Dengan prinsip tawasuth (moderat), tawazun (berimbang), dan i'tidal(berkeadilan), NU mampu menyeimbangkan antara keislaman dan keindonesiaan. Meski Indonesia 87 persen dihuni oleh orang Islam dan tak menjadi negara Islam, kecintaan NU pada negara ini tak sedikit pun berkurang. Sikap kenegaraan seperti inilah yang memungkinkan Indonesia secara ideologi tetap stabil meski goncangan datang silih berganti. NU membuktikan bahwa keislaman dan keindonesiaan bukanlah dua hal yang perlu dipertentangkan, melainkan bisa harmoni dan saling memperkuat. Hal tersebut bukan semata karena persoalan politik, melainkan paham keagamaan yang dikembangkan NU memungkinkan keduanya-keislaman dan keindonesiaan-bisa hidup bersama.
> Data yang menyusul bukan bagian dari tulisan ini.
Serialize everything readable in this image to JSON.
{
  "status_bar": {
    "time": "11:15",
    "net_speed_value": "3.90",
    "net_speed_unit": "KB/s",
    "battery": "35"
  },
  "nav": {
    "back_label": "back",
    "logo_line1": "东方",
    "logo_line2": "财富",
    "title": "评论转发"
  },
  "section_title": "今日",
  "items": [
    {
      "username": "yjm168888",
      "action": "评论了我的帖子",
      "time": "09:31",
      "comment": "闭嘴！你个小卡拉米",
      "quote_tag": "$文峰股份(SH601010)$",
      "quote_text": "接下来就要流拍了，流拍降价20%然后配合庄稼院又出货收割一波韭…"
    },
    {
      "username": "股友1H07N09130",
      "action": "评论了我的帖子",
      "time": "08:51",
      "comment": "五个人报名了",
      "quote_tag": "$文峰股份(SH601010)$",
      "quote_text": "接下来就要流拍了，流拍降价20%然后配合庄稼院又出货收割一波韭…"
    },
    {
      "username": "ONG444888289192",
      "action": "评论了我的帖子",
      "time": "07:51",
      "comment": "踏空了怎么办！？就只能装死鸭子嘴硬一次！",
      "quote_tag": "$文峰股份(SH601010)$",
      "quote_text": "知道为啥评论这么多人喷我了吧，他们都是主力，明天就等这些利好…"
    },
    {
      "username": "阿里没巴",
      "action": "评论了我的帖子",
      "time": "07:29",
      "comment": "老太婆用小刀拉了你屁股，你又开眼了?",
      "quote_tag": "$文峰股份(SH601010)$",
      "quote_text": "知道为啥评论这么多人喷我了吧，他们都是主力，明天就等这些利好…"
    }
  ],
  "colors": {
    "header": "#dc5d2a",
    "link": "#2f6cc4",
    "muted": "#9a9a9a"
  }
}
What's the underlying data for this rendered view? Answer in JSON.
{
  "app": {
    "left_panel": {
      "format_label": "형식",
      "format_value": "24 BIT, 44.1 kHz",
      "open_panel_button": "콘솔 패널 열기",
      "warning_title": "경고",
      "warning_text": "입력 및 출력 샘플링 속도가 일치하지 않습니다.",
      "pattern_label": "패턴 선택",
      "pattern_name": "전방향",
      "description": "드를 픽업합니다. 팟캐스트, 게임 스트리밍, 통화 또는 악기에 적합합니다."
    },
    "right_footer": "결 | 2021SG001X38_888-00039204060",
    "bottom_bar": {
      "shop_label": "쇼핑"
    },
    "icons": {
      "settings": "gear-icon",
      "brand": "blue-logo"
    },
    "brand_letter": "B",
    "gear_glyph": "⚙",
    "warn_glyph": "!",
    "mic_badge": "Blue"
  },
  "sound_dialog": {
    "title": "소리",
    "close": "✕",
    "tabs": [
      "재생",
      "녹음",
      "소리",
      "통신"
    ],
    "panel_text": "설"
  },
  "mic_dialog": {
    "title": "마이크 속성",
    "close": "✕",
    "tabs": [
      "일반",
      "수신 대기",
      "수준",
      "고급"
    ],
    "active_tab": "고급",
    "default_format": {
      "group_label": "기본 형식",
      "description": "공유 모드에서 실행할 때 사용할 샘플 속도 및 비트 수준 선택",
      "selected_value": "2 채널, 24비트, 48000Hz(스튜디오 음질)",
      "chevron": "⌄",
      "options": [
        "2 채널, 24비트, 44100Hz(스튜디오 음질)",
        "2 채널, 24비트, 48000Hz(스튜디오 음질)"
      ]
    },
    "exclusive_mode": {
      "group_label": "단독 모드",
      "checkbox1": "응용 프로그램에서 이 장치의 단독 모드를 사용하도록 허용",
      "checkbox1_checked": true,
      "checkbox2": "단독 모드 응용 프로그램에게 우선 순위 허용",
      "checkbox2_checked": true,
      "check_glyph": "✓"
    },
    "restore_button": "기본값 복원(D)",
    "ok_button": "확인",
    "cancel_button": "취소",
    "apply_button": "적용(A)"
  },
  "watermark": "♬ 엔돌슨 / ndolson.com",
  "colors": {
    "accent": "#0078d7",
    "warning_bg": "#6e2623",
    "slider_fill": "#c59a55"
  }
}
Dengan demikian, ulama pesantren tradisional telah mewariskan sesuatu yang sangat berharga bagi bangsa Indonesia. NU telah mampu menunjukkan diri sebagai rahmat bagi seluruh bangsa. Nilai-nilai perjuangan NU itu sudah saatnya diadopsi sebagai model keberislaman di berbagai belahan dunia. Dengan modal itu, sudah saatnya NU bersama seluruh eksponen bangsa mengubah orientasi keberislaman, tidak hanya bergumul dengan persoalan internal kebangsaan, tetapi juga bergerak maju untuk memengaruhi pergerakan peradaban dunia.
RUMADI AHMAD
DOSEN FAKULTAS SYARIAH DAN HUKUM UIN SYARIF HIDAYATULLAH JAKARTA, PENELITI SENIOR THE WAHID INSTITUTE
Versi cetak artikel ini terbit di harian Kompas edisi 31 Juli 2015, di halaman 6 dengan judul "NU, dari Nusantara untuk Dunia".